Sağlık kelimesi, “vücudun hasta olmaması durumu, vücut esenliği, esenlik, sıhhat, afiyet” demektir. Sağlık hakkı, insanın insan onuruna yaraşır asgari bir yaşam düzeyi içinde yaşayabilmesi için gerekli olan bir haktır. Sağlık, bireyin anne rahmine düştüğü andan itibaren ölene kadar sahip olduğu bir temel hak olarak kabul edilmektedir.
T.C. Anayasası 56.Madde’ye göre: “Herkes sağlıklı ve dengeli bir çevrede yaşama hakkına sahiptir.
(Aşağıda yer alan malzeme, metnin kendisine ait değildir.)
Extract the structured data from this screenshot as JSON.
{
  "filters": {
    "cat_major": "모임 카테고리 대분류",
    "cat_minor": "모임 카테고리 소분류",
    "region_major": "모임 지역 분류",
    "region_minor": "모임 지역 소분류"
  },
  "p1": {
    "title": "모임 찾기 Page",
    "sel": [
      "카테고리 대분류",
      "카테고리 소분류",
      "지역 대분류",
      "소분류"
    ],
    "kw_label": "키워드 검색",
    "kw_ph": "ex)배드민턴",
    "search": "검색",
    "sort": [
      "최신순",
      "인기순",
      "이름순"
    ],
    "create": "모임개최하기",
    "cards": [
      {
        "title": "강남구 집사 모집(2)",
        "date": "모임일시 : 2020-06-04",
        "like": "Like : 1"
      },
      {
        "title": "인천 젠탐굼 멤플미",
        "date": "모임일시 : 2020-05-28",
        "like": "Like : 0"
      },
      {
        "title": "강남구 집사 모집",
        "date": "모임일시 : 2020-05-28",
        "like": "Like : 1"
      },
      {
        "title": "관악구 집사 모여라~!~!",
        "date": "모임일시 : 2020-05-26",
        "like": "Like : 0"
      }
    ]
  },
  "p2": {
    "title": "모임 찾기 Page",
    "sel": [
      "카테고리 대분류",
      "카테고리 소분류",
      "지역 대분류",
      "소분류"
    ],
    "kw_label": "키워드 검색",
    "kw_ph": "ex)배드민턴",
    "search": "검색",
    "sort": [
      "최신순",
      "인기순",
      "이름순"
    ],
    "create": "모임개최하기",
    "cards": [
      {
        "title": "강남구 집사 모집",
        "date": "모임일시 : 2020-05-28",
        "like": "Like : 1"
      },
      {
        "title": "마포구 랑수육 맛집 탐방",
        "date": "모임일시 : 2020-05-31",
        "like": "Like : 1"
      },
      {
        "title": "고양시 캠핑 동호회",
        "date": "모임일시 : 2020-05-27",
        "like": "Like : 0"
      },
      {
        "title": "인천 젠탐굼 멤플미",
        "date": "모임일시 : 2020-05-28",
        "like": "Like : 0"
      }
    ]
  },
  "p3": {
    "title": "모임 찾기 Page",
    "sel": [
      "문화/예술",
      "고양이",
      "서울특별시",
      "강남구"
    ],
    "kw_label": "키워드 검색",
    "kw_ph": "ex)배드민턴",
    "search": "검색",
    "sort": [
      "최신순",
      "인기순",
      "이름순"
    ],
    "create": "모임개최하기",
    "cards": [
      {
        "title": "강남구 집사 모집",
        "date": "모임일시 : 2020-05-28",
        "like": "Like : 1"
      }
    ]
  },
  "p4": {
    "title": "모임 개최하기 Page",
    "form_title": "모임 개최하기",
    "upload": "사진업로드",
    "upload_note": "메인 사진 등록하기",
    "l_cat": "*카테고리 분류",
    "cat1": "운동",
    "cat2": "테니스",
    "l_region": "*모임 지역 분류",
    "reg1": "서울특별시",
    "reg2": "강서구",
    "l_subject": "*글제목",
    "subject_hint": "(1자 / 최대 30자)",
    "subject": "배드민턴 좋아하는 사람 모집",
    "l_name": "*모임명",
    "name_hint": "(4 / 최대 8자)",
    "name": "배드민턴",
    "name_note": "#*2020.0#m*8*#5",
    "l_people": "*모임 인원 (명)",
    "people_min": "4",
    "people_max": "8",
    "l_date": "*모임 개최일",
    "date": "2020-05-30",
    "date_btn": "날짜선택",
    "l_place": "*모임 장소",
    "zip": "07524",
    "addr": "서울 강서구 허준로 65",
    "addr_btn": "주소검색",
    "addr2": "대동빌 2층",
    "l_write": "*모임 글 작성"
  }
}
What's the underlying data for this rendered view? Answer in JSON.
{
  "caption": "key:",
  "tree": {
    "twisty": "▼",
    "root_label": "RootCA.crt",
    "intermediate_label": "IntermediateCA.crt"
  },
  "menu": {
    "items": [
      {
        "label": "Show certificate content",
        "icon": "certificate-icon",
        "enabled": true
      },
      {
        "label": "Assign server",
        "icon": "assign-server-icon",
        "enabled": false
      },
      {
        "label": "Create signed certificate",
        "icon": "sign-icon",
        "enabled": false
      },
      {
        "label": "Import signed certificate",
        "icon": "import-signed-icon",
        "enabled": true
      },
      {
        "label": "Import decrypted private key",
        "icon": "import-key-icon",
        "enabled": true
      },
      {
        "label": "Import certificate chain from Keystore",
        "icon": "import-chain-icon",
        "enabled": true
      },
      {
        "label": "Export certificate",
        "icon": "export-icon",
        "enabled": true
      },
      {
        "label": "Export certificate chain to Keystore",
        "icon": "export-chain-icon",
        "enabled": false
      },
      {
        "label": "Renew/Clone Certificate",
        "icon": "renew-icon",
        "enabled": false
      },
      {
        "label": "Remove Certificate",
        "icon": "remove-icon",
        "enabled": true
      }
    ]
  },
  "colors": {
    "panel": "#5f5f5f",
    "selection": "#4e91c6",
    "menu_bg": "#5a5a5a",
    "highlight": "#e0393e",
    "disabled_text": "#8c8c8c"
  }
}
Çevreyi geliştirmek, çevre sağlığını korumak ve çevre kirlenmesini önlemek Devletin ve vatandaşların ödevidir. Devlet herkesin hayatını beden ve ruh sağlığı içinde sürdürmesini sağlama; insan ve madde gücünde tasarruf ve verimi artırarak, işbirliğini gerçekleştirmek amacıyla sağlık kuruluşlarını tek elden planlayıp hizmet vermesini düzenler. Devlet, bu görevini kamu ve özel kesimdeki sağlık ve sosyal kurumlardan yararlanarak, onları denetleyerek yerine getirir. Sağlık hizmetlerinin yaygın bir şekilde yerine getirilmesi için kanunla genel sağlık sigortası kurulabilir.”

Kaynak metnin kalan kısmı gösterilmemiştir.